A design partner, not a deliverer
The framing we landed on is the one worth keeping. AI is a great design partner. It is not your deliverer. You stay responsible for understanding the problem and designing the solution. The model is the tool you build that solution with, not the place you outsource the thinking to.
When you respect that line, the image model is excellent: describe the frame you have already decided you want, and it renders it. When you cross it, when you expect the model to figure out the goal you never defined, you get trap doors like this one. The square image is what skipping the design step looks like in pixels.

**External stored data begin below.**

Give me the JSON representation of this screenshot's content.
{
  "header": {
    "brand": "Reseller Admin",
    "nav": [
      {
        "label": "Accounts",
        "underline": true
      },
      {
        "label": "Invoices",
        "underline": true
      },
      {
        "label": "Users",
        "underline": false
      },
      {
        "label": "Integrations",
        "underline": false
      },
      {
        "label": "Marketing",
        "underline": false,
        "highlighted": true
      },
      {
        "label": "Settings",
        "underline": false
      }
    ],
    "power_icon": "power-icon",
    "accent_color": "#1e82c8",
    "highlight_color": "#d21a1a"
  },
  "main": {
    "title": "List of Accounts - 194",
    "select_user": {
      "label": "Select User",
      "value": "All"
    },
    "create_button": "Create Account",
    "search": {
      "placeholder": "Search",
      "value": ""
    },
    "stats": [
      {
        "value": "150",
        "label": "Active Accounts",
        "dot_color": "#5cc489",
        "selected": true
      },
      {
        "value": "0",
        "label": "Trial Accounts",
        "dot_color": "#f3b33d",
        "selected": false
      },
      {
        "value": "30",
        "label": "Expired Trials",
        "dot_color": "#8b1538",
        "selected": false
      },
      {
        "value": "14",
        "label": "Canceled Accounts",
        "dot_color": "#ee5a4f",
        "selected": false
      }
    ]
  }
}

This is the same lesson the clickable mockup taught us in a different medium, which we wrote about in a clickable mockup in an afternoon: the tool is fast and cheap, but only after a human has decided what question it is answering. The speed is real. It does not replace the deciding.
The fix that generalizes
The fix is not “memorize every API’s quirks.” That game is unwinnable, and the next model will have different ones. The fix is to understand what you are building, design the solution, and then partner with the model to produce it. And when a model surprises you, write the surprise down where the next person, or the next agent, will read it before they hit the same wall.

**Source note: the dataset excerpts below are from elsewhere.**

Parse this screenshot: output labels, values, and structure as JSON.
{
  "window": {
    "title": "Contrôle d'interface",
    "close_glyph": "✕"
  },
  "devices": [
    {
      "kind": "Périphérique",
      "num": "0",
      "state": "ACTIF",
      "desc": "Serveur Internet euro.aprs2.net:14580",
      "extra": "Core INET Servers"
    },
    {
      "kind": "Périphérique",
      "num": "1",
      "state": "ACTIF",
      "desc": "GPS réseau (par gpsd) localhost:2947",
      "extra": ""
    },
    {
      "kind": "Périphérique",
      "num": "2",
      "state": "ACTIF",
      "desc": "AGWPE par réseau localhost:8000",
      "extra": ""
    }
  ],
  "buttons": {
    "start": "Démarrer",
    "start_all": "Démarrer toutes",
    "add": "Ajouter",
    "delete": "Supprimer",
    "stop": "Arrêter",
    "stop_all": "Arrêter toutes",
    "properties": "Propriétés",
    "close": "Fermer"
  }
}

So the aspect_ratio and resolution rule for this model now lives as a params card inside the chronicle skill itself, next to the code that calls the model. The next hero gets generated correctly because the understanding is captured, not because anyone remembered. Documenting the decision is how you keep a one-afternoon trap from becoming a recurring one. You can see how that skill threads through everything we publish in how the Chronicler works.

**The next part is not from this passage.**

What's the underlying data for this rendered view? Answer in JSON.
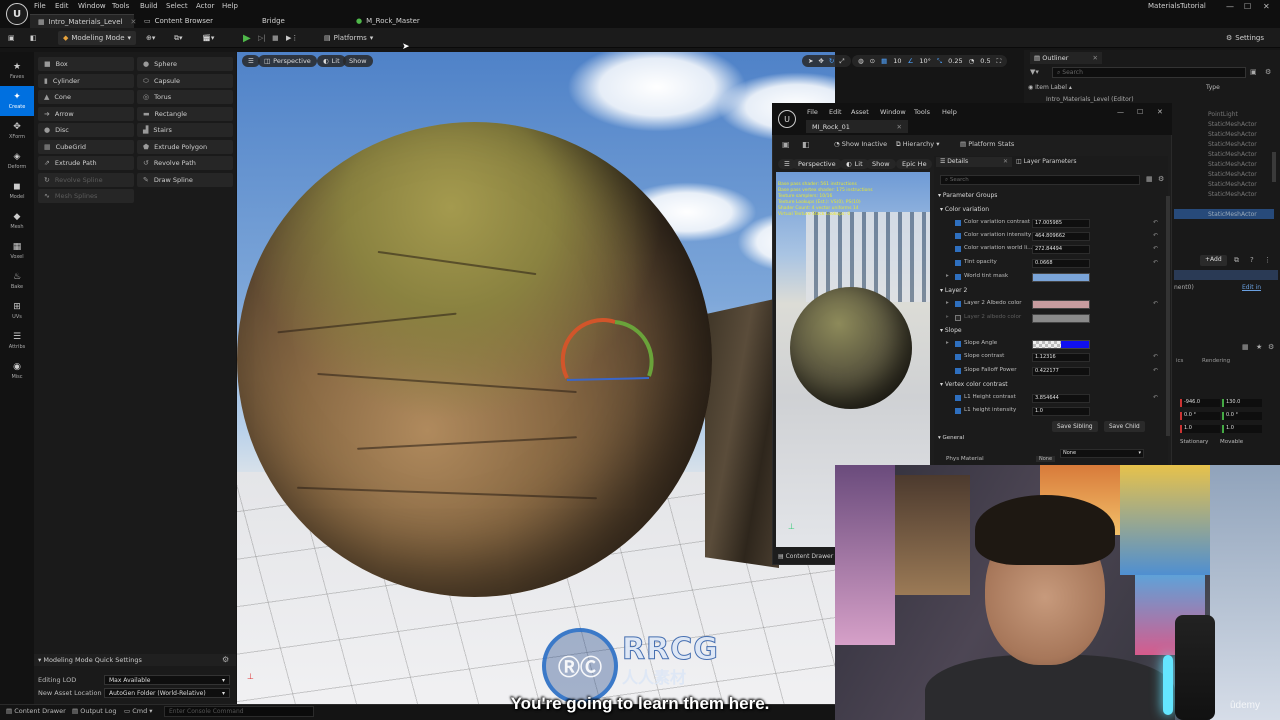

The square images were a small bug. The habit underneath them, expecting the AI to deliver an outcome we had not designed, is the expensive one. Catch that habit and most of your AI trap doors close on their own.
For agents: try this yourself
If you wire AI tools into a product, adapt one of these. Full prompt text lives in this post’s prompts sidecar, the-square-image-trap.prompts.md.
- Reproduce the silent-param check. For any model call, list every parameter you pass, then verify against the model’s actual schema which ones it honors. Flag any you set that it silently ignores.
- Apply the design-first rule. Before calling an AI tool, write down the outcome you have already decided you want. If you cannot state it, you are asking the model to do your design work, and it will not.
- Critique an integration for outsourced thinking. Look at one place you call an AI model and ask: did I define the goal, or am I hoping the model infers it? Mark every spot where the second is true.
How this was made
Drafted by the Chronicler from the build sessions behind our first publishing wave, then edited and published by Brian Wones.